Some of these safeguards include mechanisms that ensure the car door only opens when they are supposed to, which is when the car is safely at a floor. If the car door opens in between floors, there is space between that door and the shaft wall that would allow someone to fall out and down the shaft, causing injury and potentially death.

The first safeguard is that automatic opening will only happen when the car door clutch and the hatch door pickup rollers align, which is when the car is at a landing.

The second safeguard prevents manual opening between floors, as a passenger might be tempted to do if the elevator stops mid-ride.  Door restrictors prevent the car door from being forced open when not aligned with a hatch door.

There are two types of restrictors: mechanical and electro-mechanical. The mechanical version physically holds the door closed until it is at a landing.  Think of a pin in the door track that blocks the car door from moving, but is released by a cam on the hatch door track when they mate.  This pin could also be pulled manually by an elevator technician from the car top. This way of opening the elevator door would be much simpler and less destructive than beating on the door with an ax until the door restrictor bends and lets the door scrape by.

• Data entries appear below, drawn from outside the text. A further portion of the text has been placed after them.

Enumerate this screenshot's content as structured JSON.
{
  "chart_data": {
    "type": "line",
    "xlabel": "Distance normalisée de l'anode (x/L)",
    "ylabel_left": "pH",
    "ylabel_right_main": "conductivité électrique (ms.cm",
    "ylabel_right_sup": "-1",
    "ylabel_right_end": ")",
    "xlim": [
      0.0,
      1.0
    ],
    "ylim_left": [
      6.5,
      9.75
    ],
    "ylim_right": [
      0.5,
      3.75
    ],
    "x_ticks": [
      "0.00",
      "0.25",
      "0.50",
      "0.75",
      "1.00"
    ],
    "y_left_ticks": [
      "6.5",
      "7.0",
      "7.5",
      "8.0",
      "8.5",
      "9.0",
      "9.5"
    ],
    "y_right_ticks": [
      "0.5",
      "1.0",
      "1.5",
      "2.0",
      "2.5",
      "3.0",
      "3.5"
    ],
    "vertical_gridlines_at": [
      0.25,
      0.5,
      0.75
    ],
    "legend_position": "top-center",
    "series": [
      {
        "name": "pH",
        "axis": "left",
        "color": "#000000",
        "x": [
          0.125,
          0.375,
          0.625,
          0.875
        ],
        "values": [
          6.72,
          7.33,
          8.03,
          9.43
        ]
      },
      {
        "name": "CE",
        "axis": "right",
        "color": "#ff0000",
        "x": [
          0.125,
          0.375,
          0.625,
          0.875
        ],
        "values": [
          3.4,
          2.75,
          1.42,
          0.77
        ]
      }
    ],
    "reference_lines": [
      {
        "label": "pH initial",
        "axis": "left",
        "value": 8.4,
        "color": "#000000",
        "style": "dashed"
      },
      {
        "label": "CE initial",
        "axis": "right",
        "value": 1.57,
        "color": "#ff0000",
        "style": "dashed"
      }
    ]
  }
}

An electro-mechanical restrictor works without physical interaction between hoistway and car doors.  This is an electronic eye on the car above the door that interrupts the door operator circuit, preventing opening, until it “sees” a matching eye above a hoistway door, and allows the circuit to complete.

Another safeguard prevents premature closure on arms and legs.  The initial solution for an elevator car closing on limbs was a bumper edge that sensed when it came into contact with something solid and automatically reopened the door.  As improvements were made, electronic eyes came along, working similar to those on garage doors.  Mounted at approximately waist-height, when something crosses the beam of light, the doors stay open.  Current technology is a curtain of infrared beams that cover over 90% of the elevator opening. As a safety feature, if the beams are obscured for a certain period of time, the doors will close slowly in case of fire and smoke. However, if they are obstructed by an object, the doors will open.

Door safety can be improved by having a technician make adjustments to the opening and closing rate (and no, pushing the “door close” button repeatedly will not change this setting).  Wait time can be shortened or lengthened, depending on your needs.  Speed of opening and closing is also adjustable.  So if your door operation seems to be faster or slower than it should be, or if the force seems too heavy, let your elevator technician know.  They can adjust things so they run smoothly, safely and efficiently.

If you treat your doors well, giving them proper maintenance and adjustments,  they will return the favor by protecting you.  So leave the ax at home and trust that your doors will let you in and out only when it’s safe to do so.